There's no better time than now to evaluate sources of retirement income
For most people, retirement income will probably come from several sources such as 401K plans, IRA, personal savings, Social Security benefits, employer pension, various types of insurance, annuities, real estate, inheritance, etc. It's important to evaluate each in the context of your broader plan and the need for income long into the future.
Retirement annuities can provide lifetime income
For people concerned about ensuring their income lasts through retirement, annuities may be an option. You may have heard of retirement annuities but don't understand what they are or how they work. Here's a quick definition: An annuity is a contract entered into between you and an insurance company. You can buy an annuity by making a lump sum payment or a series of payments over a period of time. In turn, the insurance company agrees to make payments to you either immediately or at some future date for a set amount of money, a set amount of time - or both. Consider this illustrative example: you are planning to retire in 15 years and decide to purchase a $30,000 retirement annuity today that will begin to pay out when you retire.
This is also called a deferred annuity.
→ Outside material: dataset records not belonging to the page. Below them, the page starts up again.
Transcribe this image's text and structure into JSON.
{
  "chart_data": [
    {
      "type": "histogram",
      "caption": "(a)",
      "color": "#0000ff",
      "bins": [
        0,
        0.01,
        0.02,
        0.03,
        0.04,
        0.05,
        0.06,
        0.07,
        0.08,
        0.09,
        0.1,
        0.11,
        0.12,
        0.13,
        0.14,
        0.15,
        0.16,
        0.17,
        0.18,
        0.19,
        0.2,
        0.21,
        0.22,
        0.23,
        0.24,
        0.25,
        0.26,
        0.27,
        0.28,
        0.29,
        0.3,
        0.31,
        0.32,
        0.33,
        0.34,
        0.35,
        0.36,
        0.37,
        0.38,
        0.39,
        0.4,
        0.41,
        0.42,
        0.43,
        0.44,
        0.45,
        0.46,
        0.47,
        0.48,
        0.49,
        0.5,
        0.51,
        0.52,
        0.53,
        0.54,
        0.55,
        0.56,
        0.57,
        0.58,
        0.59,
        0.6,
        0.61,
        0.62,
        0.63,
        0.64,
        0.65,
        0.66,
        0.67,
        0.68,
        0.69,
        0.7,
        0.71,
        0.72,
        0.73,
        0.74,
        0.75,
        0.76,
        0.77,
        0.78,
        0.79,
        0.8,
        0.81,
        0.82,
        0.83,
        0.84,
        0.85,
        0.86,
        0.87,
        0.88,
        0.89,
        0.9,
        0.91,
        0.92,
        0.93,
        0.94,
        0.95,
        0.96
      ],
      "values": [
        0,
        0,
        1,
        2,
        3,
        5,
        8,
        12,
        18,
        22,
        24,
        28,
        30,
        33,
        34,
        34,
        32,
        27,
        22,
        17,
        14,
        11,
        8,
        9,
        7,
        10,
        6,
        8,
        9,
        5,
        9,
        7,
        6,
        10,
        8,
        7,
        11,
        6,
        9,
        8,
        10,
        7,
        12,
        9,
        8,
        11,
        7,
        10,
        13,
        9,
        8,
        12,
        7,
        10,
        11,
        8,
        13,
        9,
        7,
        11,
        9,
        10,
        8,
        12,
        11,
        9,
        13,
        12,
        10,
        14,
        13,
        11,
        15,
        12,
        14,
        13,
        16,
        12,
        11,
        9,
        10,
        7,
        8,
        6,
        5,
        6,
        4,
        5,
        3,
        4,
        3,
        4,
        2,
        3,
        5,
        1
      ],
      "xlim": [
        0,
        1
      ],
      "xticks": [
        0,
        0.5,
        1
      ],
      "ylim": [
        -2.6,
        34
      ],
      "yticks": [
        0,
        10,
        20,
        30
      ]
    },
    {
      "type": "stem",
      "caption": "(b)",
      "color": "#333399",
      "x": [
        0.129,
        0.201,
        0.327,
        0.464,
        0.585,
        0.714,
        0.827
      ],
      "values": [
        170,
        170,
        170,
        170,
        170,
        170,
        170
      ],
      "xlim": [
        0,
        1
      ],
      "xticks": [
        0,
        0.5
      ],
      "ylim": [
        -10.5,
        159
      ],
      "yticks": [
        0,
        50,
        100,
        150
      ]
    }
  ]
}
The annuity accumulates value (or grows in value) for the next 15 years, at which time, the Insurance Company will pay you a lump sum or series of payments based on the terms of your contract. This payment phase is called annuitization and is the point at which the contract value is applied to a chosen payout option. Annuities come in a variety of flavors, with some earning a fixed interest rate and others participating directly or indirectly in the stock markets. Annuity contracts can offer income for a specific amount of time or for a lifetime if you're concerned about outliving your retirement. In other words, when you retire you could be able to enjoy a predictable income stream. In addition, annuities can offer tax deferred growth, guaranteed income and guaranteed death benefits.
Smart financial planning
If an annuity is something you're considering whether or not to purchase truly depends on your personal financial situation. Furthermore, it's important to note that annuities are generally long term investments and as such, withdrawals made prior to age 59½ may be subject to a 10% penalty tax. Many annuities include significant surrender charges for certain withdrawals made within the first few years of the contract, depending on the carrier.
What is clear is that annuities may be able to provide financial peace of mind through predictable retirement income, if that is your concern. As always, a financial professional can help you evaluate your retirement readiness and investment options to meet your specific needs.